Last Monday, the St Augustine City Manager, who has been peppered with criticism over his handling of a growing list of maladies in the community, told commissioners and Historic City News reporters that he has spent “over $318,000” in direct moving costs for the specious “emergency” removal of the 141-year-old veterans memorial that stood in honor of 46-individual, local soldiers who died during the American Civil War.
Although the Ringhaver land donation previously reported saved taxpayers the cost of purchasing property elsewhere, Regan’s artificially and unnecessarily rushed planning added more than $80,000 to the $236,000 price tag from Jeremy Patterson and his New York State company, Progressive Construction. The selected mover charged an amount almost double the original bid from a mover in Green Cove Springs.
“I think it’s a fair statement to say that management has put a tremendous amount of time and energy into the Confederate memorial over the past three years and especially the past few months,” Regan said during the Monday meeting. “But, from an accounting point of view, we don’t track our indirect costs.”
About $42,500 in “hard cost” was added to the move when Regan agreed that the memorial should be moved by barge instead of truck. The barge traveled north up the Intracoastal Waterway to the mouth of the St Johns River. From there, it followed the inlet west into downtown Jacksonville. In the last leg, the barge turned back south and traveled the rest of the way along the St Johns River. The top spire of the cenotaph weighed 20,000 pounds. The masonry base weighed 80,000 pounds. Such a load, together with the weight of the tractor-trailers, counter-weights for the crane, and remainder of their equipment, prevented driving the memorial across the narrow bridges between the Plaza de la Constitution and the destination at Trout Creek Fish Camp on SR-13 in St Johns County.
And the bills keep coming in. The city still has not properly accounted for the “indirect cost” of increased administration that was eaten up over the course of the project. Overtime pay, fencing and security cost over $40,000 more than three City commissioners approved in June.

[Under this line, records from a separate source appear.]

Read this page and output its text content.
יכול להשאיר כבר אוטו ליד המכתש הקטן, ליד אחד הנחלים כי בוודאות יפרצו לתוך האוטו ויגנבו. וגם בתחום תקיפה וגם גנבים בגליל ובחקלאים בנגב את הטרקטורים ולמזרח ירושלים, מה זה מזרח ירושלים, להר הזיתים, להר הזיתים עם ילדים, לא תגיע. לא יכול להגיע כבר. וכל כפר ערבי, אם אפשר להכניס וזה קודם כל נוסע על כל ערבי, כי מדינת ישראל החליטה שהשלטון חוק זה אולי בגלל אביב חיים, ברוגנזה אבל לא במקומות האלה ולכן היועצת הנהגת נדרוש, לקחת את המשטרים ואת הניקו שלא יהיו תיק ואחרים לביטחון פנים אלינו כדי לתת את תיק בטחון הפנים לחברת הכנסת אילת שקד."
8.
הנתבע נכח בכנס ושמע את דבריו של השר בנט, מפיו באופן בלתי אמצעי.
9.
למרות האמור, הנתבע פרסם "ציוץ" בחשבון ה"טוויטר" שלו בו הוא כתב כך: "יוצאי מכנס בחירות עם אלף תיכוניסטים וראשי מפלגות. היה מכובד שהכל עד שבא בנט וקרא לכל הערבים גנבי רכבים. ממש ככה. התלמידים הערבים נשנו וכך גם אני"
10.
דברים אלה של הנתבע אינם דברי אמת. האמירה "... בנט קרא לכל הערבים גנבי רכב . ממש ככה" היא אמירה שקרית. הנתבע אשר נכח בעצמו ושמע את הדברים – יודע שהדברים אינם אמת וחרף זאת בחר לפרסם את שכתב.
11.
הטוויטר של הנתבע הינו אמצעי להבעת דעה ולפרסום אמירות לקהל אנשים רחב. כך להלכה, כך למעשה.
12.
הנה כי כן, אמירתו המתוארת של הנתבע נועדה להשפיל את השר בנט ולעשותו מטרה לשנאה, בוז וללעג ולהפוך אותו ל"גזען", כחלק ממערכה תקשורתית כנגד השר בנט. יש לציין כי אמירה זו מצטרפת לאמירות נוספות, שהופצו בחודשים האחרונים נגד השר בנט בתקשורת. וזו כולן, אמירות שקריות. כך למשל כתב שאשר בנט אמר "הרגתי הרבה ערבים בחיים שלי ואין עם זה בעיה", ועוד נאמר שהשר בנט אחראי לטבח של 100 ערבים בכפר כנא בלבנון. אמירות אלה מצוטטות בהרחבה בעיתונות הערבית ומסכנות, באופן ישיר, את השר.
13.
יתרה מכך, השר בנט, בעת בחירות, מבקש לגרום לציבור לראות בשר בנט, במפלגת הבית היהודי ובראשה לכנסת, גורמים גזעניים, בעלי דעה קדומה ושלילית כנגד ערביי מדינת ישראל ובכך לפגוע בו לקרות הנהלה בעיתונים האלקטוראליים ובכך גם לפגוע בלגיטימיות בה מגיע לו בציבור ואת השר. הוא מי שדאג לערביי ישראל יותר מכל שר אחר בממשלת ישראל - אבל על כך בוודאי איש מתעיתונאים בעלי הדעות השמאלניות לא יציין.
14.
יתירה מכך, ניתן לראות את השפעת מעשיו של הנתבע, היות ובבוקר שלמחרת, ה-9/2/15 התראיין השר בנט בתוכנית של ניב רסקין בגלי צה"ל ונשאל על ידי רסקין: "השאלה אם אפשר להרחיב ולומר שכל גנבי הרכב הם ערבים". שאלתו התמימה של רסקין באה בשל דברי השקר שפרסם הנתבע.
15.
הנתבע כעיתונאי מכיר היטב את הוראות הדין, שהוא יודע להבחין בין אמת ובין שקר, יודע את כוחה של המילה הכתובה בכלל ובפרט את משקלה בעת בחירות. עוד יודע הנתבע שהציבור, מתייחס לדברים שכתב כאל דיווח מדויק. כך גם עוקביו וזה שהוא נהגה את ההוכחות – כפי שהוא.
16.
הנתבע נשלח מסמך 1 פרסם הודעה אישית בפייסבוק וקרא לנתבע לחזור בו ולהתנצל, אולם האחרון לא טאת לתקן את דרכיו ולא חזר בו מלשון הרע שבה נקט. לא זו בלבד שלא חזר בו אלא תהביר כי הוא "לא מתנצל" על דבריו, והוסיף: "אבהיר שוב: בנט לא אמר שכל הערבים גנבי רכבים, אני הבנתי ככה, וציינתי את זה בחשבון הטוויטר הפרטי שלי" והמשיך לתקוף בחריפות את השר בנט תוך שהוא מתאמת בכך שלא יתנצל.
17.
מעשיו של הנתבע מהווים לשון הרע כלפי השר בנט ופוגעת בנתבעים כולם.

It seems that Regan also underestimated the amount of pushback he would receive from the community in the form of daily crowds of local protestors enraged by what they are calling an excessive use of force, an improper process that did not allow the residents to be counted, and questionable motives of the three commissioners who voted to create this crisis — two of whom voted not to relocate the memorial just two years ago.
Mayor Tracy Upchurch, who supported the removal, voiced support for the finished effort after Regan’s update.

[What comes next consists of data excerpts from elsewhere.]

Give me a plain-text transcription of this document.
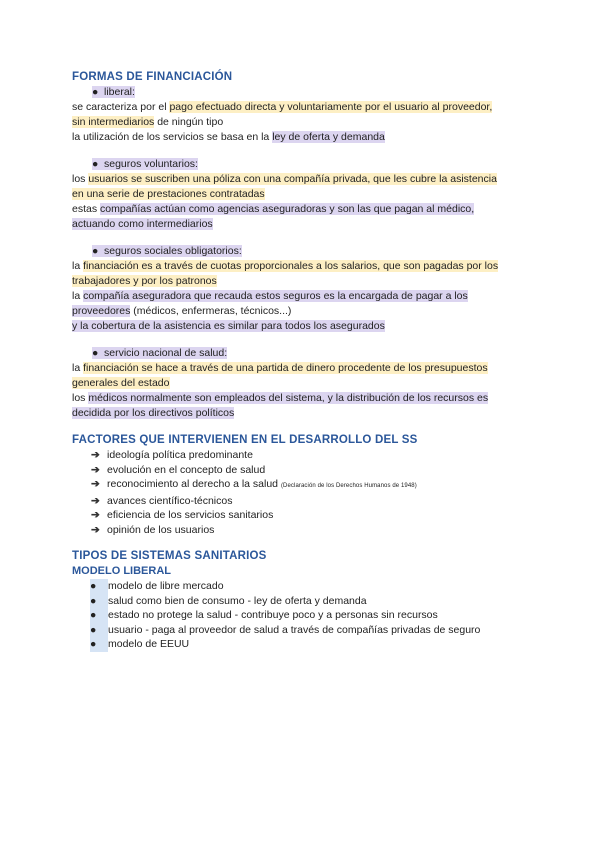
FORMAS DE FINANCIACIÓN

● liberal:

se caracteriza por el pago efectuado directa y voluntariamente por el usuario al proveedor,

sin intermediarios de ningún tipo

la utilización de los servicios se basa en la ley de oferta y demanda

● seguros voluntarios:

los usuarios se suscriben una póliza con una compañía privada, que les cubre la asistencia

en una serie de prestaciones contratadas

estas compañías actúan como agencias aseguradoras y son las que pagan al médico,

actuando como intermediarios

● seguros sociales obligatorios:

la financiación es a través de cuotas proporcionales a los salarios, que son pagadas por los

trabajadores y por los patronos

la compañía aseguradora que recauda estos seguros es la encargada de pagar a los

proveedores (médicos, enfermeras, técnicos...)

y la cobertura de la asistencia es similar para todos los asegurados

● servicio nacional de salud:

la financiación se hace a través de una partida de dinero procedente de los presupuestos

generales del estado

los médicos normalmente son empleados del sistema, y la distribución de los recursos es

decidida por los directivos políticos

FACTORES QUE INTERVIENEN EN EL DESARROLLO DEL SS
➔ ideología política predominante
➔ evolución en el concepto de salud
➔ reconocimiento al derecho a la salud (Declaración de los Derechos Humanos de 1948)
➔ avances científico-técnicos
➔ eficiencia de los servicios sanitarios
➔ opinión de los usuarios
TIPOS DE SISTEMAS SANITARIOS
MODELO LIBERAL
● modelo de libre mercado
● salud como bien de consumo - ley de oferta y demanda
● estado no protege la salud - contribuye poco y a personas sin recursos
● usuario - paga al proveedor de salud a través de compañías privadas de seguro
● modelo de EEUU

Upchurch said the city conducted the removal with transparency and with a “very high professional and ethical standard.”
“I think this represents the tension we have in our community when we look at our strategic plan and our core values and we’re balancing issues of diversity and inclusion with an expectation of historic preservation,” Upchurch said.
Commissioners Roxanne Horvath and John Valdes opposed the move, citing concerns about historic preservation and the need to preserve historical knowledge. Valdes prophetically warned at a prior commission meeting that Regan was not performing the due diligence required to properly evaluate the potential cost of this unpopular project; comparing Regan’s hurried efforts and cut corners to turning over a blank check to Progressive Construction.
And residents still suffer flooded streets, unacceptable septic conditions, and scores of other worthwhile uses for public funds.